The wonderful thing about our government is its ability to create jobs. Not in the hinterlands, where people are faced with gut-wrenching 10 percent unemployment, but in our nation's capital, where no bureaucrat will ever go hungry.

It has been decreed unanimously by the House Financial Services Committee that we shall have a Federal Insurance Office. The bill, backed by powerful Pennsylvania Democratic Rep. Paul Kanjorski now goes before the House of Representatives for a vote.

For years, many people, including former New Hampshire Sen. John Sununu and even some big insurers, have been pushing for federal regulation of the industry, saying that the current state-run system doesn't give domestic companies enough leverage in the global market. It also requires any innovation to go through 50 very slow and separate regulatory approvals.
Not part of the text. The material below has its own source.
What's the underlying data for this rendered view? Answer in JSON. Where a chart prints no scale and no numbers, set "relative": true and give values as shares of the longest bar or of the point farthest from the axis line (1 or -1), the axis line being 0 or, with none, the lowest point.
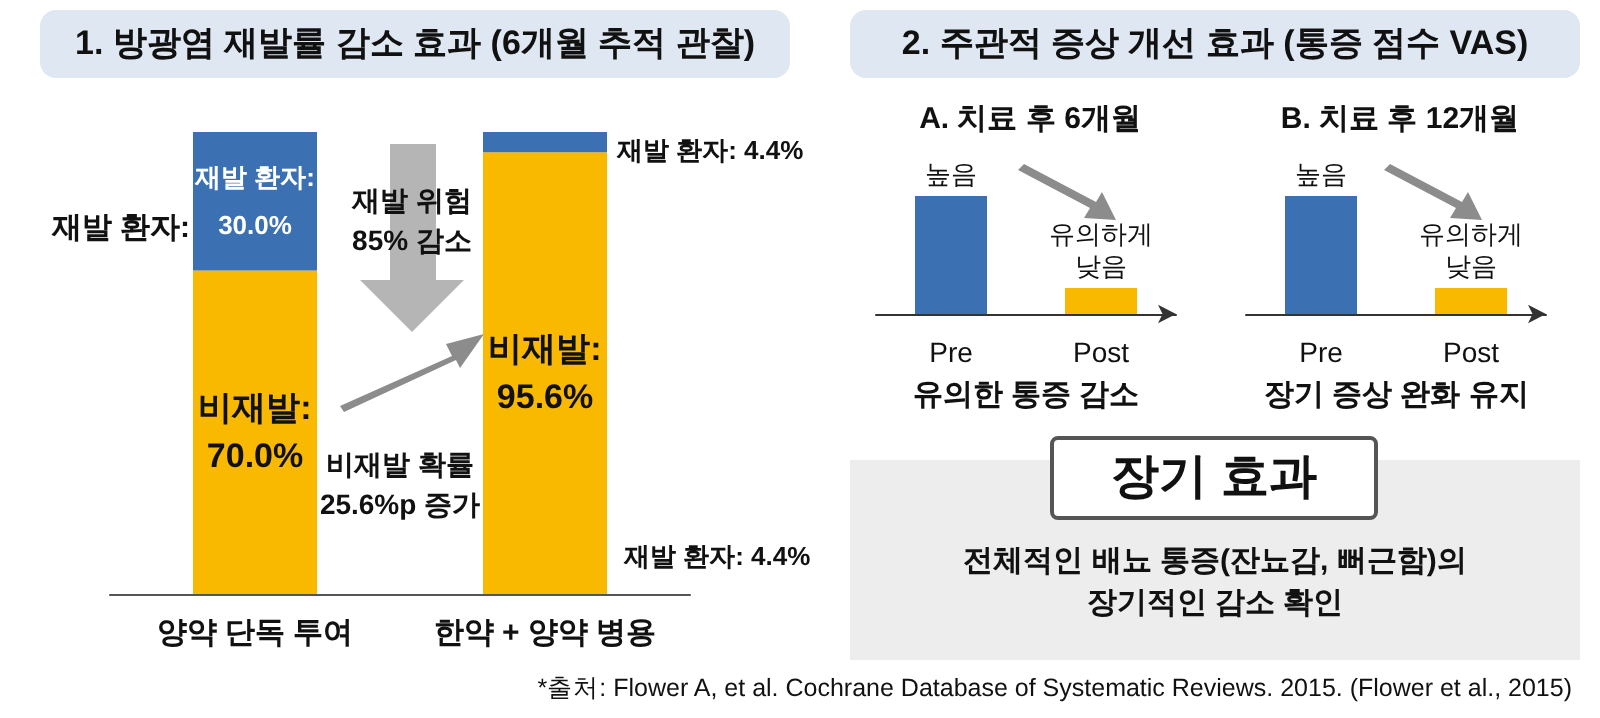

But the current bill won't alter that. What it will do is set up another office in the already office-rich town of Washington D.C.
State regulators, who are joined together in the National Association of Insurance Commissioners (NAIC), have fought against federal regulation of their turf for years. Lately they have proven to be remarkably effective in getting everything they want, so effective that they have even endorsed the toothless Federal Insurance Office.

And why shouldn't they? As the National Underwriter reports, the bill contains specific language which does not grant supervisory or regulatory authority to this insurance office and specifically prohibits it from pre-empting state insurance laws.

So what can this office do? It can request data from an insurer, but only after it checks with state regulators and the NAIC to make sure that the required information is not already publicly available. This is the bureaucratic equivalent of the child's game "Mother, May I."

The rationale for the Federal Insurance Office is to prevent "gaps" in regulation - the kind that allowed American International Group to get in over its head in credit default swaps. But AIG's problems had nothing to do with insurance, as the NAIC will happily tell you. AIG was regulated by the incompetent governing body that oversees savings and loans.

Perhaps Congress could create an insurance "czar" to go along with the more than 30 already in existence. After all it's "czar" for the course.